2. Glassware was flame-dried by the checkers under vacuum (0.2 mmHg), back-filled with argon while hot, and then maintained under inert atmosphere during the course of the reaction. Alternatively, glassware was oven-dried, evacuated on a Schlenk line (0.2 mmHg) / refilled with nitrogen (3x evacuation + refill), and maintained under inert atmosphere during the course of the reaction.

3. The submitters used an argon atmosphere, while the checkers used a nitrogen atmosphere.

4. Tetrahydrofuran (low water HPLC grade) was purchased from J. T. Baker and purified by pressure filtration through activated alumina prior to use.
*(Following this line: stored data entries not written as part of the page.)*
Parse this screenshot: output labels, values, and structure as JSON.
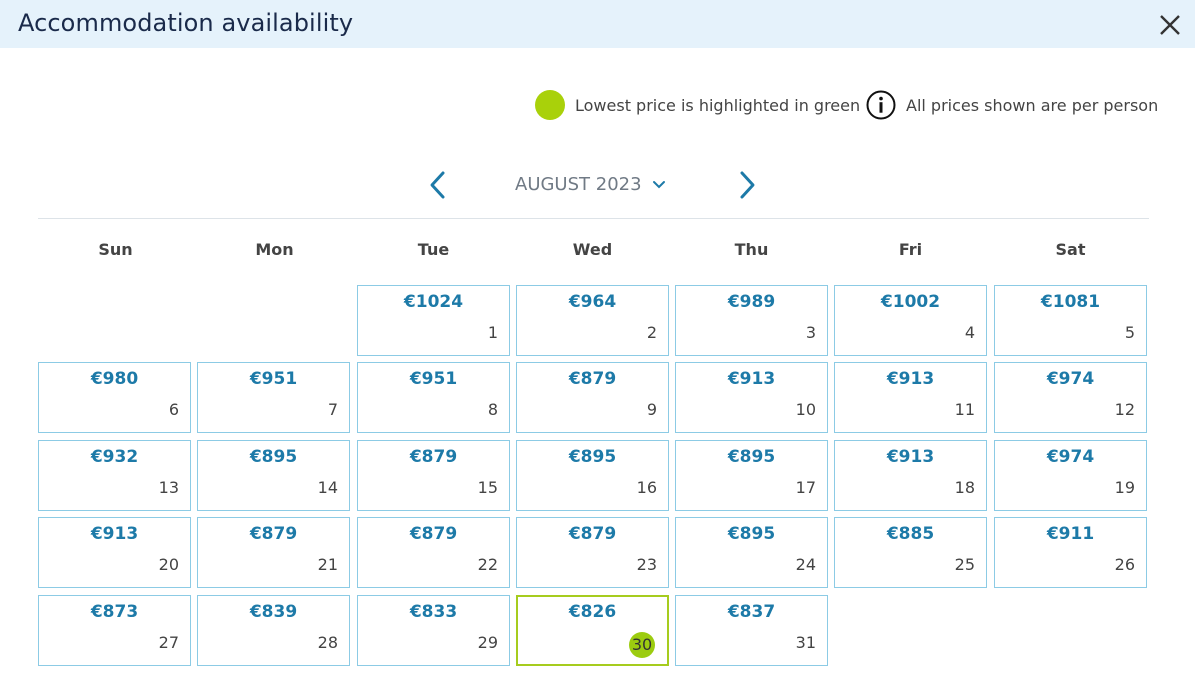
{
  "header": {
    "title": "Accommodation availability",
    "close_icon": "close-icon"
  },
  "legend": {
    "lowest_text": "Lowest price is highlighted in green",
    "lowest_color": "#a9d10a",
    "info_text": "All prices shown are per person",
    "info_icon": "info-icon"
  },
  "nav": {
    "month_label": "AUGUST 2023",
    "prev_icon": "chevron-left-icon",
    "next_icon": "chevron-right-icon",
    "dropdown_icon": "chevron-down-icon"
  },
  "weekdays": [
    "Sun",
    "Mon",
    "Tue",
    "Wed",
    "Thu",
    "Fri",
    "Sat"
  ],
  "colors": {
    "accent": "#1d7aa8",
    "cell_border": "#8ccbe5",
    "lowest": "#9ccc10",
    "header_bg": "#e5f2fb"
  },
  "calendar": {
    "days": [
      {
        "day": "1",
        "price": "€1024"
      },
      {
        "day": "2",
        "price": "€964"
      },
      {
        "day": "3",
        "price": "€989"
      },
      {
        "day": "4",
        "price": "€1002"
      },
      {
        "day": "5",
        "price": "€1081"
      },
      {
        "day": "6",
        "price": "€980"
      },
      {
        "day": "7",
        "price": "€951"
      },
      {
        "day": "8",
        "price": "€951"
      },
      {
        "day": "9",
        "price": "€879"
      },
      {
        "day": "10",
        "price": "€913"
      },
      {
        "day": "11",
        "price": "€913"
      },
      {
        "day": "12",
        "price": "€974"
      },
      {
        "day": "13",
        "price": "€932"
      },
      {
        "day": "14",
        "price": "€895"
      },
      {
        "day": "15",
        "price": "€879"
      },
      {
        "day": "16",
        "price": "€895"
      },
      {
        "day": "17",
        "price": "€895"
      },
      {
        "day": "18",
        "price": "€913"
      },
      {
        "day": "19",
        "price": "€974"
      },
      {
        "day": "20",
        "price": "€913"
      },
      {
        "day": "21",
        "price": "€879"
      },
      {
        "day": "22",
        "price": "€879"
      },
      {
        "day": "23",
        "price": "€879"
      },
      {
        "day": "24",
        "price": "€895"
      },
      {
        "day": "25",
        "price": "€885"
      },
      {
        "day": "26",
        "price": "€911"
      },
      {
        "day": "27",
        "price": "€873"
      },
      {
        "day": "28",
        "price": "€839"
      },
      {
        "day": "29",
        "price": "€833"
      },
      {
        "day": "30",
        "price": "€826"
      },
      {
        "day": "31",
        "price": "€837"
      }
    ]
  }
}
5. Dimethylformamide was purchased from J. T. Baker, purified by pressure filtration through activated alumina, and stored for at least 12 h over 3 A molecular sieves before use. In the checker's hands, the storage over molecular sieves was not necessary.

6. The bath is prepared in a 150 x 75 mm crystallizing dish (Figure 6) using 200 g of NaCl and 600 g of ice. The submitters recorded an internal temperature of -8 ℃.

Figure 7. Ice-brine bath (photo provided by submitter)

7. 3-Butyn-1-ol (98%) was purchased from Oakwood Chemical and used as received.

8. 1-(Chloromethyl)-4-methoxybenzene (98%, stabilized with amylene) was purchased from TCI America and used as received. After usage, the headspace of the container was flushed with argon using an argon balloon to mitigate the buildup of HCl in the container.

9. Sodium hydride (60% weight dispersion in mineral oil) was purchased from Sigma-Aldrich and was used as received. The NaH was weighed on folded weighing paper (Figure 7) and added by removing the glass stopper and temporarily increasing the flow of argon (or nitrogen) through the open neck of the flask. If NaH was stored in a bottle (5 g item), the headspace of the container was flushed with an argon balloon after usage.

Figure 8. Sodium hydride dispersion on weighing paper (photo provided by submitter)

10. TLC analysis indicates almost complete disappearance of starting material after 2 h (Figure 8a, submitters) and 3 h (Figure 8b, checkers) of stirring in the ice water bath. TLC analysis was performed with silica gel plates (glass backed, purchased from Sorbtech or Merck KGaA) with 10:1 hexanes-ethyl acetate as the eluent and visualization with KMnO₄ stain (3 g of KMnO₄, 20 g of K₂CO₃, and 5 mL of 5% NaOH dissolved in 300 mL of water) and UV.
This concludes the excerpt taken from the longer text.